Filmlere konu olacak yaşam öyküsünü AA’ya anlatan Danlı, 4 yıldır Darülaceze’de yaşadığını söyleyerek, “Gönül isterdi ki kendi başıma hayatıma devam edebileyim. Ancak aile mirası bu hastalık nedeniyle el ayak koordinasyonumu kaybettim. Hatta yürümekte bile zorlanıyorum. Her geçen gün hareket kabiliyetim daha da azalıyor. Ne yersem üstüme başıma döküyorum, kendi başıma hayatımı sürdüremiyorum.” ifadelerine yer verdi.
Danlı, Darülaceze’de olmaktan mutlu olduğunu dile getirerek, şunları belirtti:
“Kitap okumayı çok seviyorum burada bol bol kitap okumak için vakit buluyorum. Kitapları sevdiğim için ziyarete gelenler de hediye olarak kitap getiriyorlar. Ben de okuduktan sonra kurumun kütüphanesine bağışlıyorum. Her gün mutlaka iki gazete okurum. 6 kişilik odada kalıyorum, arkadaşlarımla çok iyi anlaşıyoruz sohbet ediyoruz, dertleşiyoruz. Çok mutluyum, bize bebek gibi bakıyorlar, yıkıyorlar, tırnağımızı kesiyorlar saçımızı bile boyuyorlar.”

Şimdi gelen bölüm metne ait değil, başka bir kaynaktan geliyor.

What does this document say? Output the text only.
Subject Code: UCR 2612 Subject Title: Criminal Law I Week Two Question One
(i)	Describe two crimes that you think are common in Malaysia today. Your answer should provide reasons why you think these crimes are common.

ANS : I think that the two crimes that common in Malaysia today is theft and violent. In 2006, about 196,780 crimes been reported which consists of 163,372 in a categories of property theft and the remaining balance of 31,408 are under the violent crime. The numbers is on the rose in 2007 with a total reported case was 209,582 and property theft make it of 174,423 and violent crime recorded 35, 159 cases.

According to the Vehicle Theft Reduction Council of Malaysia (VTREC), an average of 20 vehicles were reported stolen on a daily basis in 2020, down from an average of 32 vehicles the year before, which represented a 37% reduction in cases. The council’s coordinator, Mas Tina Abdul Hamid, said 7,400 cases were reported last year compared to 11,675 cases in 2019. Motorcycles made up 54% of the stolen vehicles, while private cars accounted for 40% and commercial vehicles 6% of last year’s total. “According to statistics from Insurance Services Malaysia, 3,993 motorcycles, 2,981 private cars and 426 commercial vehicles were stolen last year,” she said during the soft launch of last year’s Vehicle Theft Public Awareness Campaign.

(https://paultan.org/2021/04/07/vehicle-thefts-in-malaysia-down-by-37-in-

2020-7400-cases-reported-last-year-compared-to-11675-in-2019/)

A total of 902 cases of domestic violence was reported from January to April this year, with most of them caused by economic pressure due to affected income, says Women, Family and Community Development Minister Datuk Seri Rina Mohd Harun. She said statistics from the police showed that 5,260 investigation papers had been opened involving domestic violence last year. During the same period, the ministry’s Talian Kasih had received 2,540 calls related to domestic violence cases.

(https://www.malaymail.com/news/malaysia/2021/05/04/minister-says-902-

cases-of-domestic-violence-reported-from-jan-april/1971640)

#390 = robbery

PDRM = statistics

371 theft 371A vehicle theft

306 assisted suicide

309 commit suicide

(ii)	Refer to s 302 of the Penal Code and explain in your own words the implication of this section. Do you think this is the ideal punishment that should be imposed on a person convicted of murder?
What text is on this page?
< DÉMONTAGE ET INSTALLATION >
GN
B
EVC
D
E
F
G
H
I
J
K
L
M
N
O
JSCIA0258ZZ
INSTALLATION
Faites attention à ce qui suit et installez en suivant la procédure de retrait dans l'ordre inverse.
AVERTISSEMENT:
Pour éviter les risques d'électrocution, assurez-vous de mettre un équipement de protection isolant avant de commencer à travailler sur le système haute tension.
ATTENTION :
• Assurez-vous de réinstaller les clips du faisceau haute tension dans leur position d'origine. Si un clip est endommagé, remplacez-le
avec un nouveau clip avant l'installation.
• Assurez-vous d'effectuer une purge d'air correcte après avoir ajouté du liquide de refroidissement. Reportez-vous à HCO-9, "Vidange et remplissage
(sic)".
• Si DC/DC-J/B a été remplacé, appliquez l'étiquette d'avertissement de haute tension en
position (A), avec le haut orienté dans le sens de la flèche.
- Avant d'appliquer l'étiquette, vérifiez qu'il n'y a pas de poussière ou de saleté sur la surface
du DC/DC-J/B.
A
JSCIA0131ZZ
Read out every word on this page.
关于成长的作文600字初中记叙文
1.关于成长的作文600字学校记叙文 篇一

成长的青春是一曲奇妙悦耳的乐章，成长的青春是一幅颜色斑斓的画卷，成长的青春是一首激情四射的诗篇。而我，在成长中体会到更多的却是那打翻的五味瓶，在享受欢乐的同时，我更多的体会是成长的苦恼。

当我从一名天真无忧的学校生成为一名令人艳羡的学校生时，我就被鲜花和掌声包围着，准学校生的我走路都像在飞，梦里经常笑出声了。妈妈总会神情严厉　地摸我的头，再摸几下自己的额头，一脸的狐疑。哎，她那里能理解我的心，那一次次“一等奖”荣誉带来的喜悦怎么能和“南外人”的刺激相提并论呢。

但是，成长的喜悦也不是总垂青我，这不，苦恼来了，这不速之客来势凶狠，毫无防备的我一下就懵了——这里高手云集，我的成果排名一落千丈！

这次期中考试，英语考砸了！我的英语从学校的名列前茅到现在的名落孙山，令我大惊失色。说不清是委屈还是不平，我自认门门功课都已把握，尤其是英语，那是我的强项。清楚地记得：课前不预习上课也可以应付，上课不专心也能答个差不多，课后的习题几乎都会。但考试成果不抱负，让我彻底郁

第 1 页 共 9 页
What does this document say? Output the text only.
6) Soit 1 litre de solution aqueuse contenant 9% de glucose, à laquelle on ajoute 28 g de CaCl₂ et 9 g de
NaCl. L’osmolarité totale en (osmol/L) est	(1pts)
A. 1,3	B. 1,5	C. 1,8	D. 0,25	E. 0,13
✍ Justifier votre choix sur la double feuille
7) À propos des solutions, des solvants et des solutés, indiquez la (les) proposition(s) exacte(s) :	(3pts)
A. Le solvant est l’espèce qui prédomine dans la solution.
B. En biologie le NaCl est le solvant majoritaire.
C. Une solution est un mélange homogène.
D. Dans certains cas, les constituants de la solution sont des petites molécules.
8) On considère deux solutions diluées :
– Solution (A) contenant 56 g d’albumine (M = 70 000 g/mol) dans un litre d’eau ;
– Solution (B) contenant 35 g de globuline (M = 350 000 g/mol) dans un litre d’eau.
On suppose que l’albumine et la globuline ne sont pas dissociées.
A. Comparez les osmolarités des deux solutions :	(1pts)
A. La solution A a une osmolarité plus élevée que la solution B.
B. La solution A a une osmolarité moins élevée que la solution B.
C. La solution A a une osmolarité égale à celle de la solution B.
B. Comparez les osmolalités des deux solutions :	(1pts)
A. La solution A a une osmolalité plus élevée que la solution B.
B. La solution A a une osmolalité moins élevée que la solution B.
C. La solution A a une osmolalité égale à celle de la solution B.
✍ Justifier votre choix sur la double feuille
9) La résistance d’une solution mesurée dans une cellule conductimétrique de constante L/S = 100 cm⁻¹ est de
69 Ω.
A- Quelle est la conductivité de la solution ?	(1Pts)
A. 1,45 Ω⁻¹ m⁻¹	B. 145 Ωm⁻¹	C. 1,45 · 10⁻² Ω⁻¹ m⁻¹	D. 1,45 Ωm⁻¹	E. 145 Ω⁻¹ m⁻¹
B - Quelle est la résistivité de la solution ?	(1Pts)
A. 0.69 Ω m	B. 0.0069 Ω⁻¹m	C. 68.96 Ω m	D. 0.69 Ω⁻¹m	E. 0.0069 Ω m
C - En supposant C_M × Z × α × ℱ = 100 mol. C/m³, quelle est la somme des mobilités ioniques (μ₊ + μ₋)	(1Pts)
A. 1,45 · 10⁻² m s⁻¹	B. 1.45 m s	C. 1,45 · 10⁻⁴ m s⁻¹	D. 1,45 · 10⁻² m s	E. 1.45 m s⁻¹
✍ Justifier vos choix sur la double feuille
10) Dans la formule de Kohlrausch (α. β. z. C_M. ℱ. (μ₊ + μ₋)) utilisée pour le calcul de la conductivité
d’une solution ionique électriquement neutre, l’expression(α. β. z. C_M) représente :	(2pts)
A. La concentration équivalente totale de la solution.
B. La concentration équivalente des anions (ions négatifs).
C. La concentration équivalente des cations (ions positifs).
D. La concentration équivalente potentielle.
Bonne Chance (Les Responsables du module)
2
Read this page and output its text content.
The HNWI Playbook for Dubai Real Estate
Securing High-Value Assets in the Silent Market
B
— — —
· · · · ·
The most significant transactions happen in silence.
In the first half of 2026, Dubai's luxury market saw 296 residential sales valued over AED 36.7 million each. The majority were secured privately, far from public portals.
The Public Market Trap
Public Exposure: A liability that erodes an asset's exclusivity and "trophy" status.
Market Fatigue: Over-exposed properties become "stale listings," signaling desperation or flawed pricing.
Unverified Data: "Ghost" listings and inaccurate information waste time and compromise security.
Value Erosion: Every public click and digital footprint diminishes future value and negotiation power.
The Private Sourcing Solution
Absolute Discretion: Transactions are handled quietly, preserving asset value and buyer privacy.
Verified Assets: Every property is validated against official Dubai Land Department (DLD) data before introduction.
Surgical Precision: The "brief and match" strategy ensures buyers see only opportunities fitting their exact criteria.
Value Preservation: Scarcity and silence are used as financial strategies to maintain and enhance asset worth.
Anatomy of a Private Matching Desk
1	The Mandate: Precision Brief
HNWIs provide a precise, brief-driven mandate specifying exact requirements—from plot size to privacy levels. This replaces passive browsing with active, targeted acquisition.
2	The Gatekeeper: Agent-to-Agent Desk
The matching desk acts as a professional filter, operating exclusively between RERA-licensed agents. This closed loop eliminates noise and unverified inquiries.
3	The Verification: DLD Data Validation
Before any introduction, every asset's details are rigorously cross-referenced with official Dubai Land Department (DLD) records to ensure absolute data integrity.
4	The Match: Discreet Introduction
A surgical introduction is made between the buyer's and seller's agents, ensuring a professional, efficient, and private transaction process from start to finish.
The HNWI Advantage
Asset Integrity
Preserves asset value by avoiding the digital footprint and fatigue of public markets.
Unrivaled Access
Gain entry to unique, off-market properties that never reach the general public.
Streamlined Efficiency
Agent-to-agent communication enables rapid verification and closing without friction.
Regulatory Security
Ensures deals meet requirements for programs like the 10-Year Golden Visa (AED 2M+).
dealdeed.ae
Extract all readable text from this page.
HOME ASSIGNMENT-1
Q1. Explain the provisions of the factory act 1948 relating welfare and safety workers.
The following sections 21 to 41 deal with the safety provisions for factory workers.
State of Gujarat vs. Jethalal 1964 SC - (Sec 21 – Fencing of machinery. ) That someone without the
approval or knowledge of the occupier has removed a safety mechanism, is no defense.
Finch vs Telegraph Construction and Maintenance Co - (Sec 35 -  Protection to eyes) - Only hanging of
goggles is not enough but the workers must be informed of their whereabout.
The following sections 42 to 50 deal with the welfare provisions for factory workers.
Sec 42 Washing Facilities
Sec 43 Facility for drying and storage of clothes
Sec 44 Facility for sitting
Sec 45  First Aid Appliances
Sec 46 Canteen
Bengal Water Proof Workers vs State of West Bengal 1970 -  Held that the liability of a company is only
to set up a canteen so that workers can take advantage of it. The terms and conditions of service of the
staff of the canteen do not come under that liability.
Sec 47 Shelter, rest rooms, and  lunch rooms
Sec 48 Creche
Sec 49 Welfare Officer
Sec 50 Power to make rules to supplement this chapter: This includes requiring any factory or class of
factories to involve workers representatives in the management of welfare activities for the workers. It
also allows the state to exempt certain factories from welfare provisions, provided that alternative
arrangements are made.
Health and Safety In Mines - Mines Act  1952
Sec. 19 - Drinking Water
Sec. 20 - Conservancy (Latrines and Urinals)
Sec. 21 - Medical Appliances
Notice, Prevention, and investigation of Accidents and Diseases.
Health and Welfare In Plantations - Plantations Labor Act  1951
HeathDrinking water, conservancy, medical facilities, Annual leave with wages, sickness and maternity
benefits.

Sevgi Can Danlı, 12 yıl süren evliliğinde, aynı acıları çocuğu da yaşamasın diye evlat sahibi olmadığına vurgu yaparak, sözlerini şöyle sürdürdü:
“Çok korktum, annemden gelen bu genetik hastalığı çocuğuma taşırım diye. Biz 6 kardeşiz ben en büyüğüyüm bütün kardeşlerimde bu hastalık var. Onlar evlendiler ve çocuk yaptılar. Şimdi yeğenlerimde de bu hastalık başladı. O yüzden çocuk yaparak risk almak istemedim. Bizim gibi genetik hastalığı olan ailelere tavsiyem, lütfen çocuk doğurmadan gerekli önlemleri alın, sizin yaşadıklarınızı onlara yaşatmayın ve tedavinize dikkat edin.”
Kardeşleri ve yeğenlerinin sürekli ziyaretine geldiğini ve kendisini yalnız bırakmadığını anlatan Danlı, “Buraya gelmek çok önemli bir karar. Ailem bana bakabilirdi ama kimseye yük olmak istemedim.” dedi.
“İki filmimizde bir çok ödül aldı”
Danlı, kısa süren sinema hayatında en büyük şansının Yılmaz Güney ile tanışmak olduğunun altını çizerek, “‘Aç Kurtlar’ ve ‘Son Kızgın Adam’ adlı iki ayrı filmde kendisiyle başrol oynama imkanım oldu. Ancak sinema sektörünün şartları o yıllarda çok zordu. Mesela Aç Kurtlar filmini çekerken Muş’ta donma tehlikesi geçirdik, aç kaldık. Ancak çektiğimiz eziyete değdi zira bu iki filmimiz de birçok ödül aldı. Kendisini her zaman minnet ve sevgiyle anıyorum.” diye konuştu.
Sinema dünyasının o ışıltılı dünyasına rağmen, evlenerek kendisine daha küçük bir dünya kurduğunu anlatan Danlı, şu değerlendirmede bulundu:
“Eşim muhasebeciydi, ben de halı ticareti yapmaya başladım. Bizim zamanımızda küçük şeylerden mutlu olurduk. Bir televizyon alsak dünyalar bizim olurdu. Şimdi insanlarda bir tatminsizlik var, ne elde etseler mutsuzlar. İnsanlar birbiriyle sohbet ederdi, şimdi evlerde herkesin elinde bir telefon var kimse kimseyle sohbet bile etmiyor. Bu yüzden telefonları hiç sevmiyorum zaten el kol koordinasyonumu sağlayamadığım için birkaçını da düşürüp, kırdım.”
Gençlere seslenen Danlı, mutlaka okumalarını isteyerek, “Eğitiminize önem verin, meslek sahibi olun ve kendi ayaklarınız üzerinde durun. Bir diploma hayat kurtarır. Ve de sağlığınızın, gençliğinizin kıymetini bilin.” dedi.